Some Like It Hot (But It May Not Be Good for You)
The 2016 International Agency for Research on Cancer (IARC) review of coffee, mate and very hot beverages concluded that there is ‘limited evidence’ in humans for the carcinogenicity of drinking very hot beverages in relation to oesophageal cancer [166]. This conclusion was based on studies of drinking mate (South American drink), tea and other very hot beverages. Another study similarly found an association between increased temperature and increased risk of oesophageal cancer [132]. Thus, it would be prudent to advise patients to drink their beverages at slightly lower temperatures and avoid hot or very hot temperatures.
Coffee
Over recent years, there is increasing evidence that coffee may be beneficial for health and that it is not a risk for cancer that it was once thought it could be. In fact, it may even be protective against some cancers. Drinking coffee enhances social communication, giving it a very important added benefit in terms of health.
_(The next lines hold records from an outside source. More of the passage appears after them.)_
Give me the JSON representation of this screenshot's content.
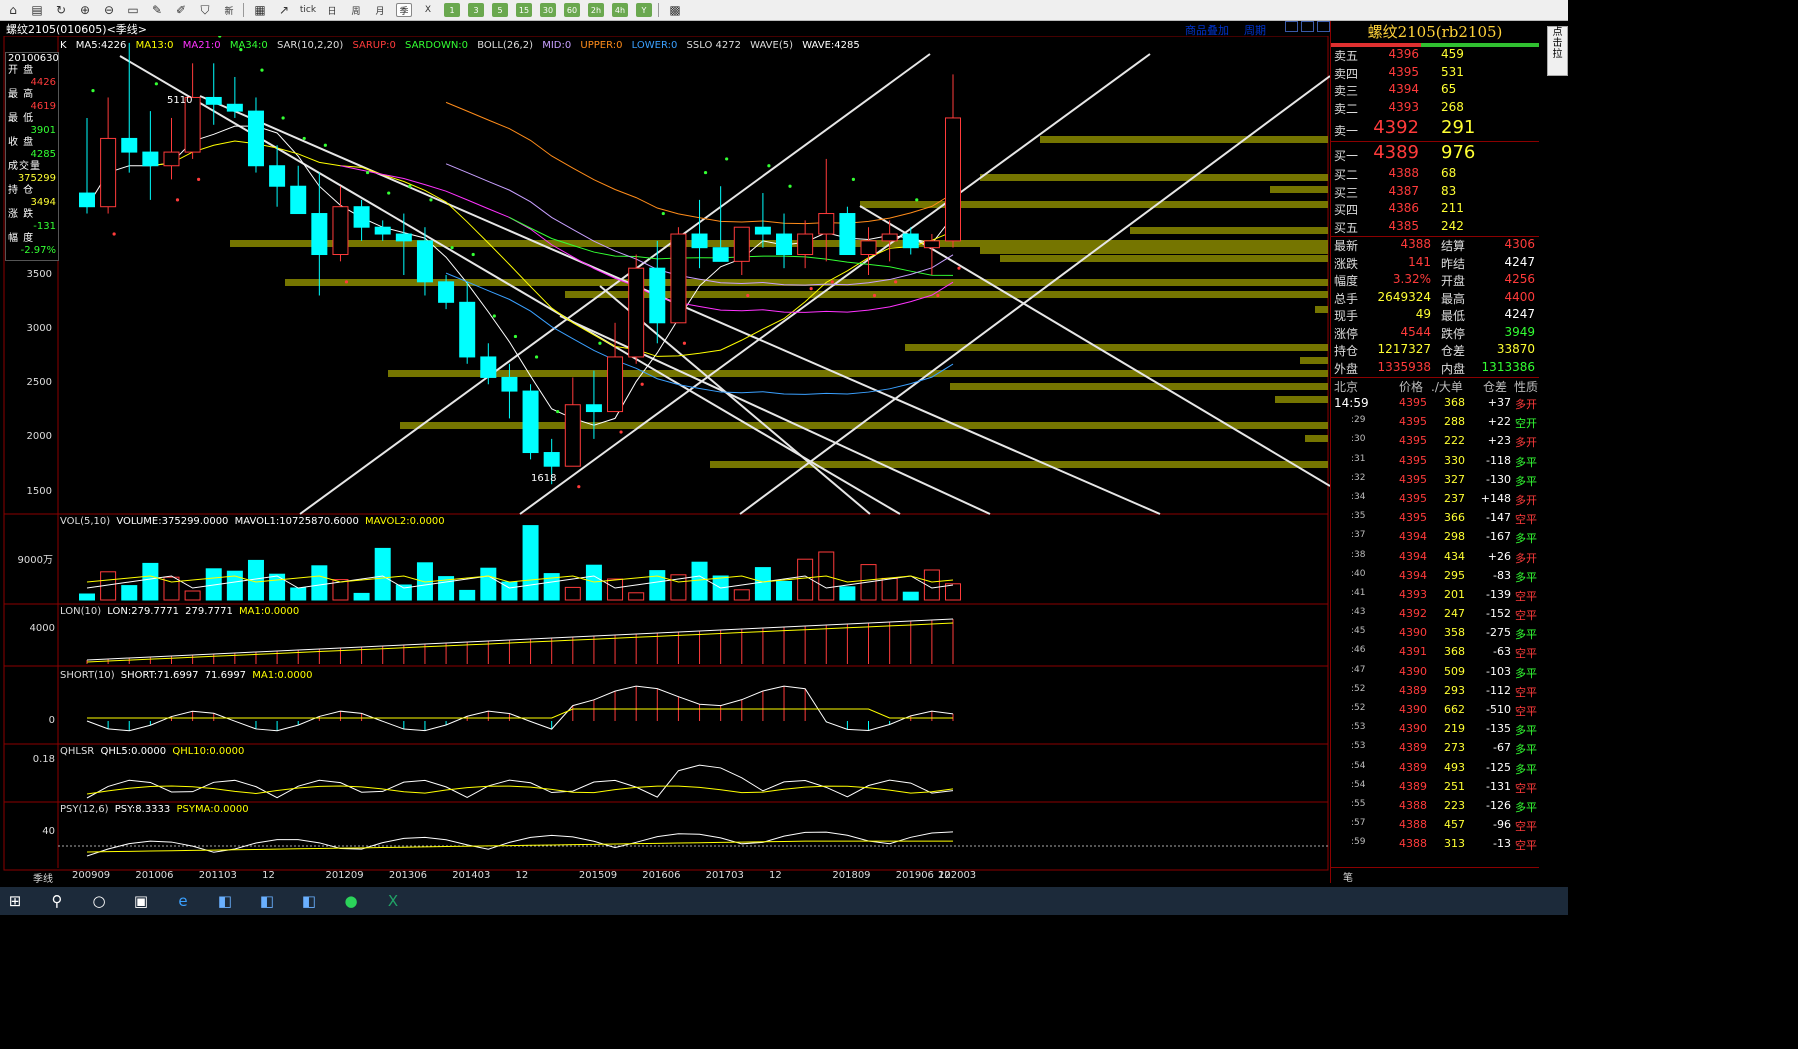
{
  "window": {
    "title": "螺纹2105(010605)<季线>",
    "links": [
      "商品叠加",
      "周期"
    ]
  },
  "toolbar": {
    "icons": [
      "home-icon",
      "folder-icon",
      "refresh-icon",
      "zoom-in-icon",
      "zoom-out-icon",
      "window-icon",
      "pen-icon",
      "brush-icon",
      "filter-icon",
      "new-icon",
      "table-icon",
      "line-chart-icon",
      "tick-icon",
      "day-icon",
      "week-icon",
      "month-icon",
      "quarter-icon",
      "x-icon",
      "p1-icon",
      "p3-icon",
      "p5-icon",
      "p15-icon",
      "p30-icon",
      "p60-icon",
      "p2h-icon",
      "p4h-icon",
      "y-icon",
      "calc-icon"
    ],
    "labels": [
      "",
      "",
      "",
      "",
      "",
      "",
      "",
      "",
      "",
      "新",
      "",
      "",
      "tick",
      "日",
      "周",
      "月",
      "季",
      "X",
      "1",
      "3",
      "5",
      "15",
      "30",
      "60",
      "2h",
      "4h",
      "Y",
      ""
    ]
  },
  "main_indicators": {
    "k_label": "K",
    "ma5": "MA5:4226",
    "ma13": "MA13:0",
    "ma21": "MA21:0",
    "ma34": "MA34:0",
    "sar": "SAR(10,2,20)",
    "sarup": "SARUP:0",
    "sardown": "SARDOWN:0",
    "boll": "BOLL(26,2)",
    "mid": "MID:0",
    "upper": "UPPER:0",
    "lower": "LOWER:0",
    "sslo": "SSLO 4272",
    "wave5": "WAVE(5)",
    "wave": "WAVE:4285"
  },
  "info_box": {
    "date": "20100630",
    "open_label": "开 盘",
    "open": "4426",
    "high_label": "最 高",
    "high": "4619",
    "low_label": "最 低",
    "low": "3901",
    "close_label": "收 盘",
    "close": "4285",
    "vol_label": "成交量",
    "vol": "375299",
    "oi_label": "持 仓",
    "oi": "3494",
    "chg_label": "涨 跌",
    "chg": "-131",
    "pct_label": "幅 度",
    "pct": "-2.97%"
  },
  "annotations": {
    "high_mark": "5110",
    "low_mark": "1618"
  },
  "price_axis": [
    "3500",
    "3000",
    "2500",
    "2000",
    "1500"
  ],
  "sub_panels": {
    "vol": {
      "title": "VOL(5,10)",
      "v1": "VOLUME:375299.0000",
      "v2": "MAVOL1:10725870.6000",
      "v3": "MAVOL2:0.0000",
      "axis": "9000万"
    },
    "lon": {
      "title": "LON(10)",
      "v1": "LON:279.7771",
      "v2": "279.7771",
      "v3": "MA1:0.0000",
      "axis": "4000"
    },
    "short": {
      "title": "SHORT(10)",
      "v1": "SHORT:71.6997",
      "v2": "71.6997",
      "v3": "MA1:0.0000",
      "axis": "0"
    },
    "qhlsr": {
      "title": "QHLSR",
      "v1": "QHL5:0.0000",
      "v2": "QHL10:0.0000",
      "axis": "0.18"
    },
    "psy": {
      "title": "PSY(12,6)",
      "v1": "PSY:8.3333",
      "v2": "PSYMA:0.0000",
      "axis": "40"
    }
  },
  "x_axis": {
    "period_label": "季线",
    "ticks": [
      "200909",
      "201006",
      "201103",
      "12",
      "201209",
      "201306",
      "201403",
      "12",
      "201509",
      "201606",
      "201703",
      "12",
      "201809",
      "201906",
      "202003",
      "12"
    ]
  },
  "right_panel": {
    "title": "螺纹2105(rb2105)",
    "asks": [
      {
        "label": "卖五",
        "price": "4396",
        "vol": "459"
      },
      {
        "label": "卖四",
        "price": "4395",
        "vol": "531"
      },
      {
        "label": "卖三",
        "price": "4394",
        "vol": "65"
      },
      {
        "label": "卖二",
        "price": "4393",
        "vol": "268"
      },
      {
        "label": "卖一",
        "price": "4392",
        "vol": "291"
      }
    ],
    "bids": [
      {
        "label": "买一",
        "price": "4389",
        "vol": "976"
      },
      {
        "label": "买二",
        "price": "4388",
        "vol": "68"
      },
      {
        "label": "买三",
        "price": "4387",
        "vol": "83"
      },
      {
        "label": "买四",
        "price": "4386",
        "vol": "211"
      },
      {
        "label": "买五",
        "price": "4385",
        "vol": "242"
      }
    ],
    "stats": [
      {
        "l1": "最新",
        "v1": "4388",
        "l2": "结算",
        "v2": "4306"
      },
      {
        "l1": "涨跌",
        "v1": "141",
        "l2": "昨结",
        "v2": "4247"
      },
      {
        "l1": "幅度",
        "v1": "3.32%",
        "l2": "开盘",
        "v2": "4256"
      },
      {
        "l1": "总手",
        "v1": "2649324",
        "l2": "最高",
        "v2": "4400"
      },
      {
        "l1": "现手",
        "v1": "49",
        "l2": "最低",
        "v2": "4247"
      },
      {
        "l1": "涨停",
        "v1": "4544",
        "l2": "跌停",
        "v2": "3949"
      },
      {
        "l1": "持仓",
        "v1": "1217327",
        "l2": "仓差",
        "v2": "33870"
      },
      {
        "l1": "外盘",
        "v1": "1335938",
        "l2": "内盘",
        "v2": "1313386"
      }
    ],
    "ticks_header": {
      "c1": "北京",
      "c2": "价格",
      "c3": "./大单",
      "c4": "仓差",
      "c5": "性质"
    },
    "ticks": [
      {
        "t": "14:59",
        "p": "4395",
        "v": "368",
        "d": "+37",
        "n": "多开"
      },
      {
        "t": ":29",
        "p": "4395",
        "v": "288",
        "d": "+22",
        "n": "空开"
      },
      {
        "t": ":30",
        "p": "4395",
        "v": "222",
        "d": "+23",
        "n": "多开"
      },
      {
        "t": ":31",
        "p": "4395",
        "v": "330",
        "d": "-118",
        "n": "多平"
      },
      {
        "t": ":32",
        "p": "4395",
        "v": "327",
        "d": "-130",
        "n": "多平"
      },
      {
        "t": ":34",
        "p": "4395",
        "v": "237",
        "d": "+148",
        "n": "多开"
      },
      {
        "t": ":35",
        "p": "4395",
        "v": "366",
        "d": "-147",
        "n": "空平"
      },
      {
        "t": ":37",
        "p": "4394",
        "v": "298",
        "d": "-167",
        "n": "多平"
      },
      {
        "t": ":38",
        "p": "4394",
        "v": "434",
        "d": "+26",
        "n": "多开"
      },
      {
        "t": ":40",
        "p": "4394",
        "v": "295",
        "d": "-83",
        "n": "多平"
      },
      {
        "t": ":41",
        "p": "4393",
        "v": "201",
        "d": "-139",
        "n": "空平"
      },
      {
        "t": ":43",
        "p": "4392",
        "v": "247",
        "d": "-152",
        "n": "空平"
      },
      {
        "t": ":45",
        "p": "4390",
        "v": "358",
        "d": "-275",
        "n": "多平"
      },
      {
        "t": ":46",
        "p": "4391",
        "v": "368",
        "d": "-63",
        "n": "空平"
      },
      {
        "t": ":47",
        "p": "4390",
        "v": "509",
        "d": "-103",
        "n": "多平"
      },
      {
        "t": ":52",
        "p": "4389",
        "v": "293",
        "d": "-112",
        "n": "空平"
      },
      {
        "t": ":52",
        "p": "4390",
        "v": "662",
        "d": "-510",
        "n": "空平"
      },
      {
        "t": ":53",
        "p": "4390",
        "v": "219",
        "d": "-135",
        "n": "多平"
      },
      {
        "t": ":53",
        "p": "4389",
        "v": "273",
        "d": "-67",
        "n": "多平"
      },
      {
        "t": ":54",
        "p": "4389",
        "v": "493",
        "d": "-125",
        "n": "多平"
      },
      {
        "t": ":54",
        "p": "4389",
        "v": "251",
        "d": "-131",
        "n": "空平"
      },
      {
        "t": ":55",
        "p": "4388",
        "v": "223",
        "d": "-126",
        "n": "多平"
      },
      {
        "t": ":57",
        "p": "4388",
        "v": "457",
        "d": "-96",
        "n": "空平"
      },
      {
        "t": ":59",
        "p": "4388",
        "v": "313",
        "d": "-13",
        "n": "空平"
      }
    ],
    "footer": "笔",
    "side_tab": "点击拉"
  },
  "colors": {
    "bull": "#ff3b3b",
    "bear": "#00ffff",
    "ma5": "#ffffff",
    "ma13": "#ffff00",
    "ma21": "#ff33ff",
    "ma34": "#33ff33",
    "sar_up": "#ff3b3b",
    "sar_down": "#33ff33",
    "upper": "#ff8c1a",
    "mid": "#c8a0ff",
    "lower": "#3aa0ff",
    "sslo": "#cccccc",
    "profile": "#8a8a00"
  },
  "chart_data": {
    "type": "candlestick",
    "period": "quarter",
    "ylim": [
      1400,
      4900
    ],
    "candles": [
      {
        "o": 3750,
        "h": 4300,
        "l": 3600,
        "c": 3650
      },
      {
        "o": 3650,
        "h": 4450,
        "l": 3600,
        "c": 4150
      },
      {
        "o": 4150,
        "h": 4850,
        "l": 3900,
        "c": 4050
      },
      {
        "o": 4050,
        "h": 4350,
        "l": 3700,
        "c": 3950
      },
      {
        "o": 3950,
        "h": 4300,
        "l": 3850,
        "c": 4050
      },
      {
        "o": 4050,
        "h": 4700,
        "l": 4000,
        "c": 4450
      },
      {
        "o": 4450,
        "h": 4700,
        "l": 4250,
        "c": 4400
      },
      {
        "o": 4400,
        "h": 4600,
        "l": 4300,
        "c": 4350
      },
      {
        "o": 4350,
        "h": 4450,
        "l": 3900,
        "c": 3950
      },
      {
        "o": 3950,
        "h": 4100,
        "l": 3650,
        "c": 3800
      },
      {
        "o": 3800,
        "h": 3950,
        "l": 3600,
        "c": 3600
      },
      {
        "o": 3600,
        "h": 3900,
        "l": 3000,
        "c": 3300
      },
      {
        "o": 3300,
        "h": 3800,
        "l": 3250,
        "c": 3650
      },
      {
        "o": 3650,
        "h": 3700,
        "l": 3400,
        "c": 3500
      },
      {
        "o": 3500,
        "h": 3550,
        "l": 3400,
        "c": 3450
      },
      {
        "o": 3450,
        "h": 3600,
        "l": 3150,
        "c": 3400
      },
      {
        "o": 3400,
        "h": 3500,
        "l": 3000,
        "c": 3100
      },
      {
        "o": 3100,
        "h": 3150,
        "l": 2900,
        "c": 2950
      },
      {
        "o": 2950,
        "h": 3100,
        "l": 2500,
        "c": 2550
      },
      {
        "o": 2550,
        "h": 2650,
        "l": 2350,
        "c": 2400
      },
      {
        "o": 2400,
        "h": 2500,
        "l": 2100,
        "c": 2300
      },
      {
        "o": 2300,
        "h": 2350,
        "l": 1800,
        "c": 1850
      },
      {
        "o": 1850,
        "h": 1950,
        "l": 1618,
        "c": 1750
      },
      {
        "o": 1750,
        "h": 2400,
        "l": 1750,
        "c": 2200
      },
      {
        "o": 2200,
        "h": 2450,
        "l": 1950,
        "c": 2150
      },
      {
        "o": 2150,
        "h": 2800,
        "l": 2150,
        "c": 2550
      },
      {
        "o": 2550,
        "h": 3300,
        "l": 2500,
        "c": 3200
      },
      {
        "o": 3200,
        "h": 3400,
        "l": 2650,
        "c": 2800
      },
      {
        "o": 2800,
        "h": 3500,
        "l": 2800,
        "c": 3450
      },
      {
        "o": 3450,
        "h": 3700,
        "l": 3200,
        "c": 3350
      },
      {
        "o": 3350,
        "h": 3800,
        "l": 3300,
        "c": 3250
      },
      {
        "o": 3250,
        "h": 3500,
        "l": 3150,
        "c": 3500
      },
      {
        "o": 3500,
        "h": 3750,
        "l": 3350,
        "c": 3450
      },
      {
        "o": 3450,
        "h": 3600,
        "l": 3200,
        "c": 3300
      },
      {
        "o": 3300,
        "h": 3550,
        "l": 3200,
        "c": 3450
      },
      {
        "o": 3450,
        "h": 4000,
        "l": 3250,
        "c": 3600
      },
      {
        "o": 3600,
        "h": 3650,
        "l": 3300,
        "c": 3300
      },
      {
        "o": 3300,
        "h": 3500,
        "l": 3150,
        "c": 3400
      },
      {
        "o": 3400,
        "h": 3550,
        "l": 3250,
        "c": 3450
      },
      {
        "o": 3450,
        "h": 3500,
        "l": 3300,
        "c": 3350
      },
      {
        "o": 3350,
        "h": 3450,
        "l": 3150,
        "c": 3400
      },
      {
        "o": 3400,
        "h": 4619,
        "l": 3350,
        "c": 4300
      }
    ]
  }
}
Classification in relation to potential carcinogenicity
There have been over 500 epidemiologic studies in Japan, Europe and America investigating whether there is an association between coffee drinking and risk of developing a range of cancers [57]. The International Agency for Research on Cancer (IARC) reviewed the scientific evidence in relation to coffee and carcinogenicity. In its previous review in 1991, the IARC classified coffee as ‘possibly carcinogenic to humans (Group 2B)’. That classification has now changed—it has been classified as ‘unclassifiable as to its carcinogenicity to humans (Group 3)’ [166]. The 2016 IARC review of the literature found no consistent association between coffee consumption and bladder cancer, and no association with pancreas or prostate cancer. Either no association or a modest inverse association was found between coffee consumption and female breast cancer, and there was evidence of an inverse relationship for liver and endometrial cancers. The evidence in relation to a range of other cancers, however, was found to be inadequate.